“Anak-anak siapakah yang jadi ketua kelas disini?” Tanyaku pada anak-anak di lokasi penelitian.
“Azza, bu” Serentak mereka menjawab.
“Wah perempuan ya, keren. Kenapa kalian memilih perempuan untuk menjadi ketua kelas?” Tanyaku kembali.
“Karena amanah dan bertanggungjawab bu, laki-laki susah diatur.” Ucap salah satu peserta didik.
Jawaban dari peserta didik tersebut merupakan fenomena langka yang pernah saya temui. Bagaimana tidak? Selama ini saya mendapati perbincangan bahwa menjadi pemimpin selalu dikaitkan dengan satu jenis kelamin saja, i’ts mean laki-laki. Laki-laki selalu diberikan kesempatan lebih awal untuk menjadi pemimpin. Entah itu menjadi ketua kelas, pemimpin organisasi ataupun lembaga. Bahkan, meski di ekosistem tersebut secara kuantitas lebih banyak perempuan, laki-laki lah yang selalu diberi peluang lebih untuk menjadi pemimpin. Seakan-akan perempuan tidak memiliki kemampuan untuk memimpin.
Sebagai pendidik di sekolah yang bernilai religius, tentu bukan hanya kompetensi pengelolaan pembelajaran yang harus dikuasai oleh guru. Melainkan juga tahap-tahap yang dilakukan dalam pelaksanaan pembelajaran bernilai responsif gender. Salah satunya dalam pembentukan jiwa kepemimpinan untuk semua warga kelas.
Dalam islam kita mengenal khalifah fil ardh dimana laki-laki dan perempuan sama-sama mengemban amanah di kehidupan. Misi dibalik itu yakni mewujudkan kemaslahatan di bumi seluas-luasnya. Ajaran tersebut mengandung konsekuensi revolusioner terhadap sistem patriarki. Sistem yang selama ini menarik ulur perempuan untuk berpartisipasi setara dengan laki-laki. Pada kenyataanya, laki-laki dan perempuan memiliki amanah kekhalifahan yang sama untuk aktif mewujudkan kemaslahatan. Dua-duanya memiliki peran yang besar terhadap kemaslahatan, baik dalam relasi perkawinan, keluarga, masyarakat, bangsa dan negara.

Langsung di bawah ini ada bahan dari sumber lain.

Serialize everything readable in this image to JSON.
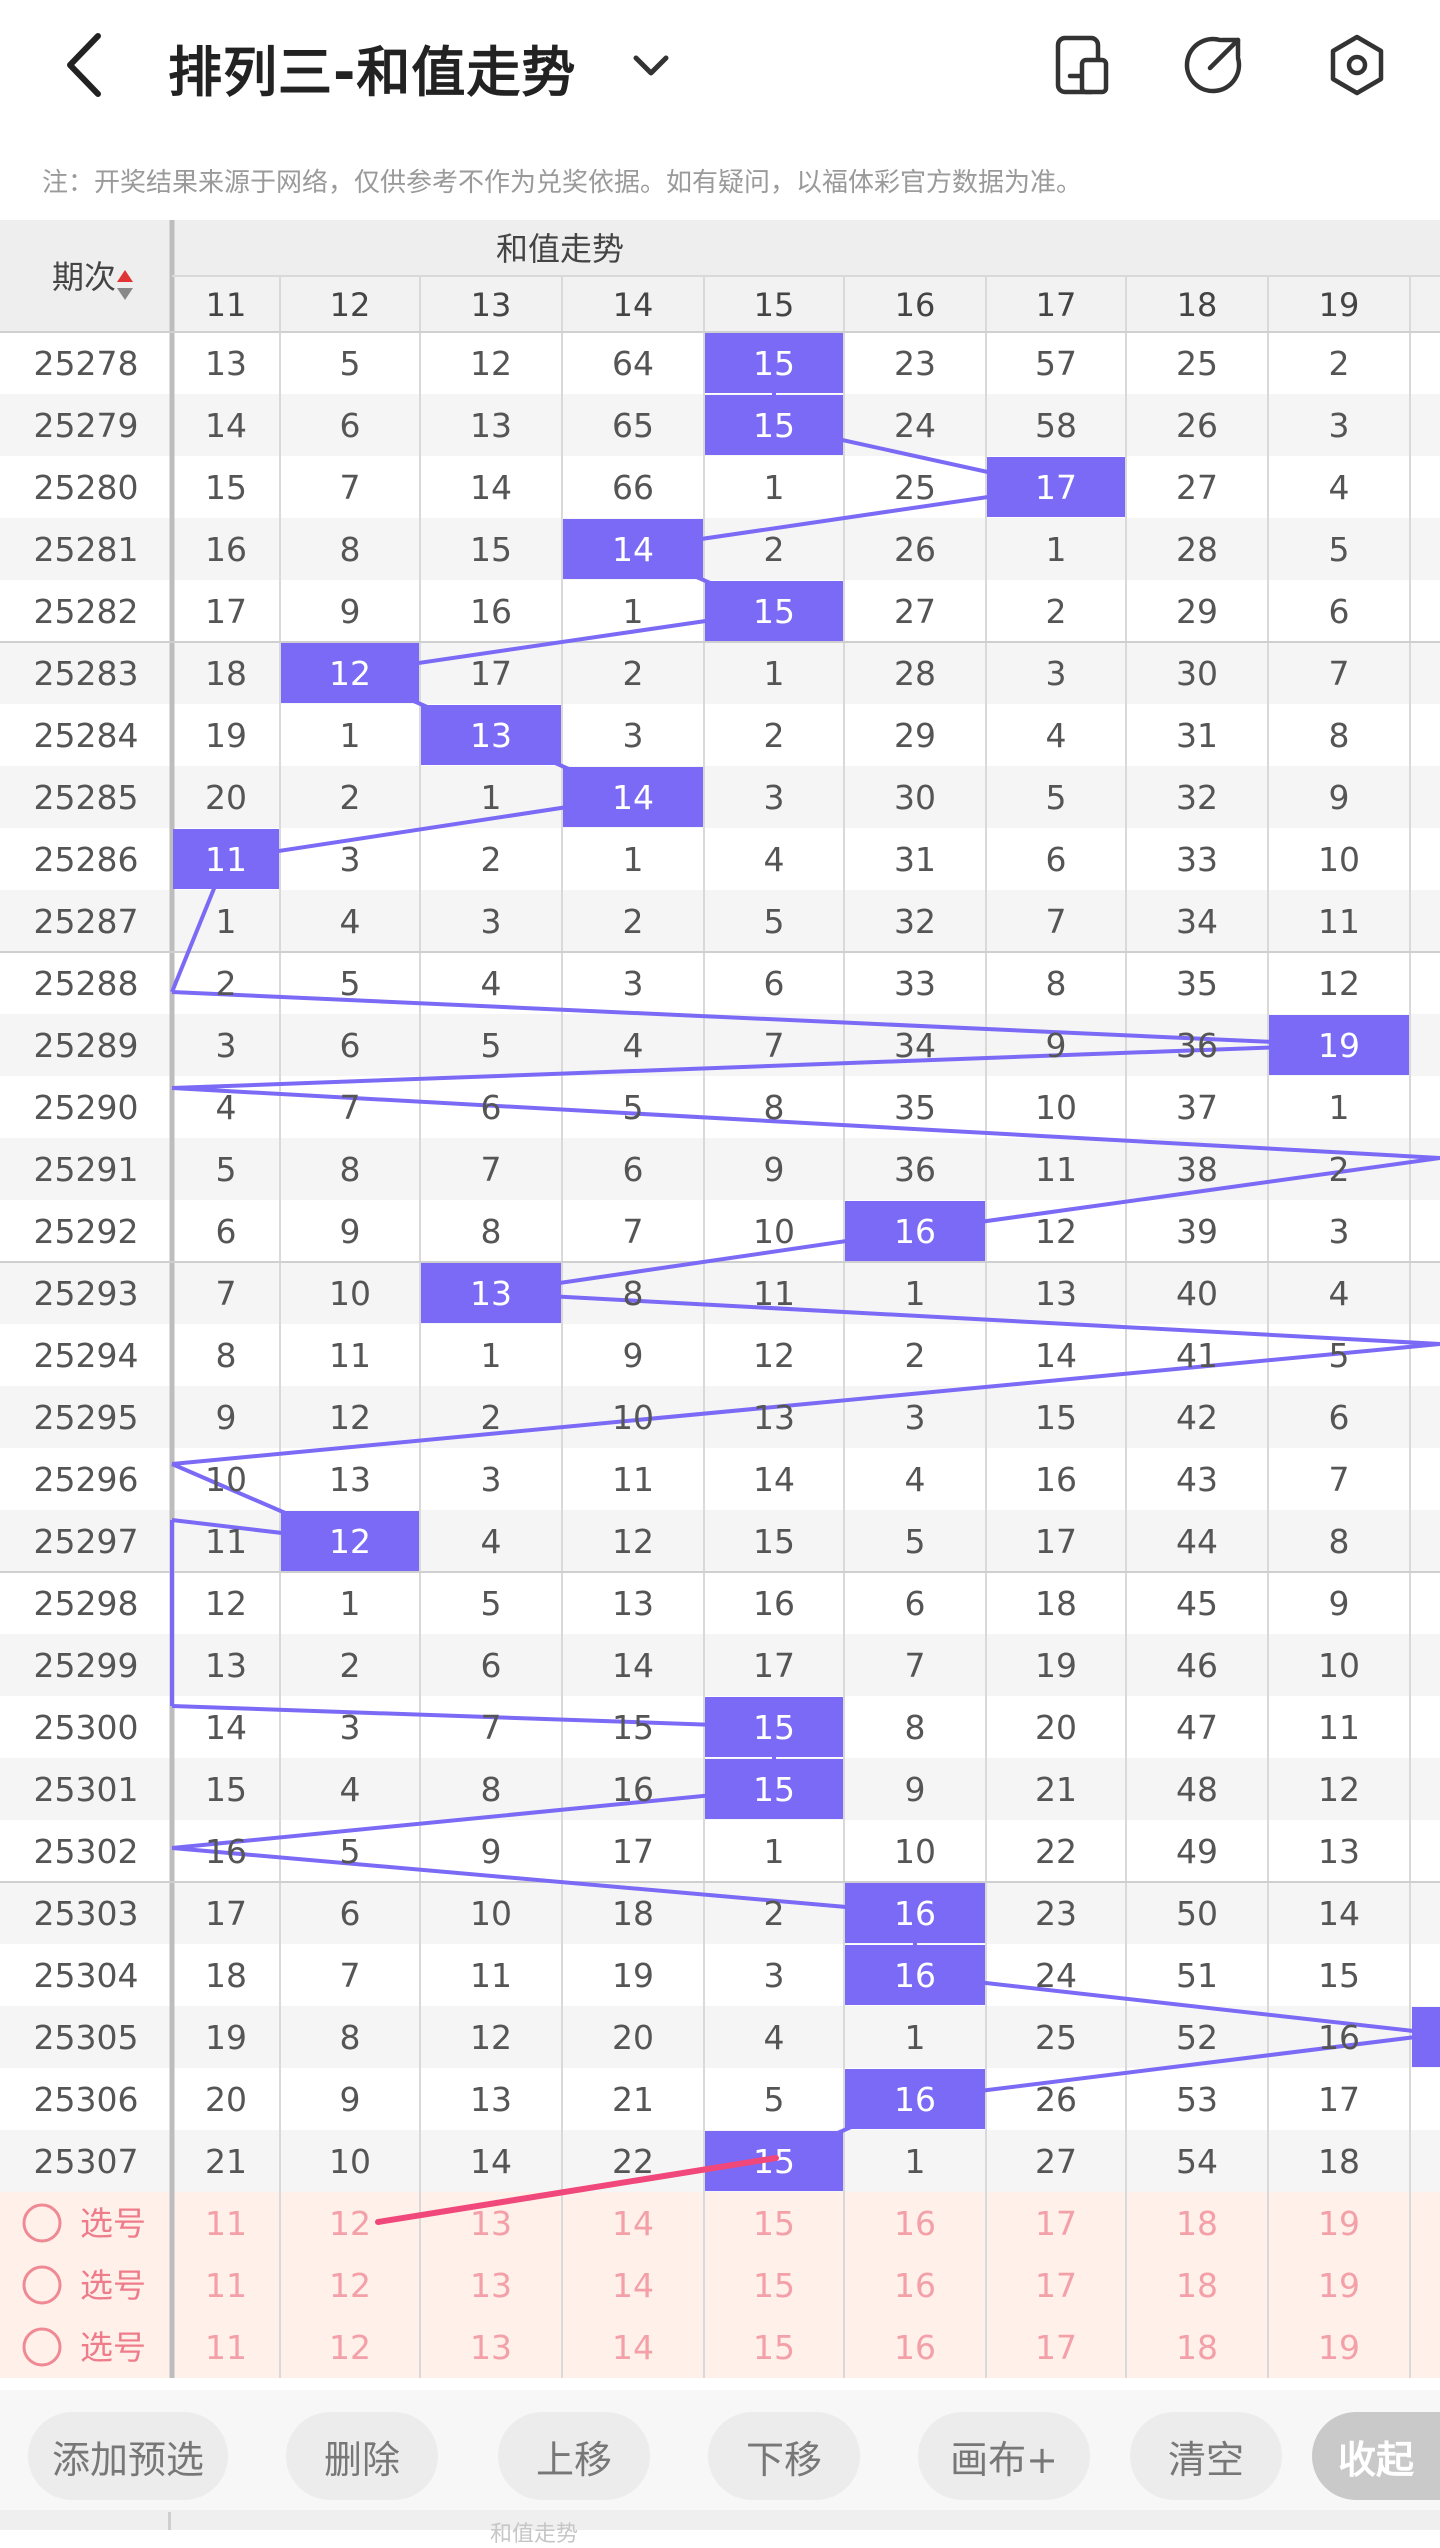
{
  "header": {
    "title": "排列三-和值走势",
    "icons": [
      "back-chevron-icon",
      "chevron-down-icon",
      "phone-layout-icon",
      "share-icon",
      "settings-hexagon-icon"
    ]
  },
  "notice": "注：开奖结果来源于网络，仅供参考不作为兑奖依据。如有疑问，以福体彩官方数据为准。",
  "table": {
    "period_header": "期次",
    "trend_header": "和值走势",
    "columns": [
      "11",
      "12",
      "13",
      "14",
      "15",
      "16",
      "17",
      "18",
      "19"
    ],
    "rows": [
      {
        "period": "25278",
        "cells": [
          "13",
          "5",
          "12",
          "64",
          "15",
          "23",
          "57",
          "25",
          "2"
        ]
      },
      {
        "period": "25279",
        "cells": [
          "14",
          "6",
          "13",
          "65",
          "15",
          "24",
          "58",
          "26",
          "3"
        ]
      },
      {
        "period": "25280",
        "cells": [
          "15",
          "7",
          "14",
          "66",
          "1",
          "25",
          "17",
          "27",
          "4"
        ]
      },
      {
        "period": "25281",
        "cells": [
          "16",
          "8",
          "15",
          "14",
          "2",
          "26",
          "1",
          "28",
          "5"
        ]
      },
      {
        "period": "25282",
        "cells": [
          "17",
          "9",
          "16",
          "1",
          "15",
          "27",
          "2",
          "29",
          "6"
        ]
      },
      {
        "period": "25283",
        "cells": [
          "18",
          "12",
          "17",
          "2",
          "1",
          "28",
          "3",
          "30",
          "7"
        ]
      },
      {
        "period": "25284",
        "cells": [
          "19",
          "1",
          "13",
          "3",
          "2",
          "29",
          "4",
          "31",
          "8"
        ]
      },
      {
        "period": "25285",
        "cells": [
          "20",
          "2",
          "1",
          "14",
          "3",
          "30",
          "5",
          "32",
          "9"
        ]
      },
      {
        "period": "25286",
        "cells": [
          "11",
          "3",
          "2",
          "1",
          "4",
          "31",
          "6",
          "33",
          "10"
        ]
      },
      {
        "period": "25287",
        "cells": [
          "1",
          "4",
          "3",
          "2",
          "5",
          "32",
          "7",
          "34",
          "11"
        ]
      },
      {
        "period": "25288",
        "cells": [
          "2",
          "5",
          "4",
          "3",
          "6",
          "33",
          "8",
          "35",
          "12"
        ]
      },
      {
        "period": "25289",
        "cells": [
          "3",
          "6",
          "5",
          "4",
          "7",
          "34",
          "9",
          "36",
          "19"
        ]
      },
      {
        "period": "25290",
        "cells": [
          "4",
          "7",
          "6",
          "5",
          "8",
          "35",
          "10",
          "37",
          "1"
        ]
      },
      {
        "period": "25291",
        "cells": [
          "5",
          "8",
          "7",
          "6",
          "9",
          "36",
          "11",
          "38",
          "2"
        ]
      },
      {
        "period": "25292",
        "cells": [
          "6",
          "9",
          "8",
          "7",
          "10",
          "16",
          "12",
          "39",
          "3"
        ]
      },
      {
        "period": "25293",
        "cells": [
          "7",
          "10",
          "13",
          "8",
          "11",
          "1",
          "13",
          "40",
          "4"
        ]
      },
      {
        "period": "25294",
        "cells": [
          "8",
          "11",
          "1",
          "9",
          "12",
          "2",
          "14",
          "41",
          "5"
        ]
      },
      {
        "period": "25295",
        "cells": [
          "9",
          "12",
          "2",
          "10",
          "13",
          "3",
          "15",
          "42",
          "6"
        ]
      },
      {
        "period": "25296",
        "cells": [
          "10",
          "13",
          "3",
          "11",
          "14",
          "4",
          "16",
          "43",
          "7"
        ]
      },
      {
        "period": "25297",
        "cells": [
          "11",
          "12",
          "4",
          "12",
          "15",
          "5",
          "17",
          "44",
          "8"
        ]
      },
      {
        "period": "25298",
        "cells": [
          "12",
          "1",
          "5",
          "13",
          "16",
          "6",
          "18",
          "45",
          "9"
        ]
      },
      {
        "period": "25299",
        "cells": [
          "13",
          "2",
          "6",
          "14",
          "17",
          "7",
          "19",
          "46",
          "10"
        ]
      },
      {
        "period": "25300",
        "cells": [
          "14",
          "3",
          "7",
          "15",
          "15",
          "8",
          "20",
          "47",
          "11"
        ]
      },
      {
        "period": "25301",
        "cells": [
          "15",
          "4",
          "8",
          "16",
          "15",
          "9",
          "21",
          "48",
          "12"
        ]
      },
      {
        "period": "25302",
        "cells": [
          "16",
          "5",
          "9",
          "17",
          "1",
          "10",
          "22",
          "49",
          "13"
        ]
      },
      {
        "period": "25303",
        "cells": [
          "17",
          "6",
          "10",
          "18",
          "2",
          "16",
          "23",
          "50",
          "14"
        ]
      },
      {
        "period": "25304",
        "cells": [
          "18",
          "7",
          "11",
          "19",
          "3",
          "16",
          "24",
          "51",
          "15"
        ]
      },
      {
        "period": "25305",
        "cells": [
          "19",
          "8",
          "12",
          "20",
          "4",
          "1",
          "25",
          "52",
          "16"
        ]
      },
      {
        "period": "25306",
        "cells": [
          "20",
          "9",
          "13",
          "21",
          "5",
          "16",
          "26",
          "53",
          "17"
        ]
      },
      {
        "period": "25307",
        "cells": [
          "21",
          "10",
          "14",
          "22",
          "15",
          "1",
          "27",
          "54",
          "18"
        ]
      }
    ],
    "hits": [
      {
        "row": 0,
        "col": 4
      },
      {
        "row": 1,
        "col": 4
      },
      {
        "row": 2,
        "col": 6
      },
      {
        "row": 3,
        "col": 3
      },
      {
        "row": 4,
        "col": 4
      },
      {
        "row": 5,
        "col": 1
      },
      {
        "row": 6,
        "col": 2
      },
      {
        "row": 7,
        "col": 3
      },
      {
        "row": 8,
        "col": 0
      },
      {
        "row": 11,
        "col": 8
      },
      {
        "row": 14,
        "col": 5
      },
      {
        "row": 15,
        "col": 2
      },
      {
        "row": 19,
        "col": 1
      },
      {
        "row": 22,
        "col": 4
      },
      {
        "row": 23,
        "col": 4
      },
      {
        "row": 25,
        "col": 5
      },
      {
        "row": 26,
        "col": 5
      },
      {
        "row": 28,
        "col": 5
      },
      {
        "row": 29,
        "col": 4
      }
    ],
    "pick_label": "选号",
    "pick_rows": 3
  },
  "colors": {
    "hit_fill": "#7a6af5",
    "trend_line": "#7a6af5",
    "arrow": "#f0487a",
    "pick_bg": "#fff0ea"
  },
  "toolbar": {
    "add": "添加预选",
    "delete": "删除",
    "up": "上移",
    "down": "下移",
    "canvas": "画布+",
    "clear": "清空",
    "collapse": "收起"
  },
  "footer_partial": "和值走势"
}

Tentunya dalam lingkaran patriarki masih banyak hal yang membuat perempuan dilemahkan untuk menjadi pemimpin. Sehingga perlu adanya redesign bagi seseorang untuk melihat dengan cara berbeda bahwa perempuan adalah manusia. Dewasa ini, pendidik juga dapat memberi contoh pada anak-anak banyak sosok perempuan yang bekerja di bidang pekerjaan laki-laki. Mereka tidak saja bisa bertahan, namun juga sukses menjadi pemimpin.
Ketika saya bertanya kepada guru kelas di sekolah tersebut, beliau menyampaikan bahwa, “Kesempatan untuk semua peserta didik, khususnya anak perempuan untuk menjadi pemimpin ialah cara kami untuk mengenalkan adil gender pada mereka. Tidak ada yang perlu diistimewakan salah satu jenis kelamin. Anak laki-laki dan perempuan memiliki potensi yang sama untuk jadi pemimpin apabila dikembangkan.”
Lebih lanjut,
“Dengan memberi kesempatan dan menyemangati wanita untuk berperan sebagai pemimpin, pemerintah dan organisasi dapat memperluas bakat yang ada,” ujar Dr. Herbert Greenberg, Founder President dan CEO dari Caliper.
Perwujudan kepemimpinan perempuan yang diajarkan sedari kecil akan membentuk jiwa kemandirian serta tanggungjawab terhadap dirinya sendiri. Keterampilan memimpin yang diajarkan oleh anak tanpa membedakan jenis kelamin, akan menjadi landasan untuk anak menentukan pilihan dan tujuan hidupnya kelak. Namun, apabila dalam suatu kelas terdapat pendidik yang belum responsif gender. Maka, patriarki inilah yang akan membuat perempuan semakin termarginalkan dan terdiskriminasi.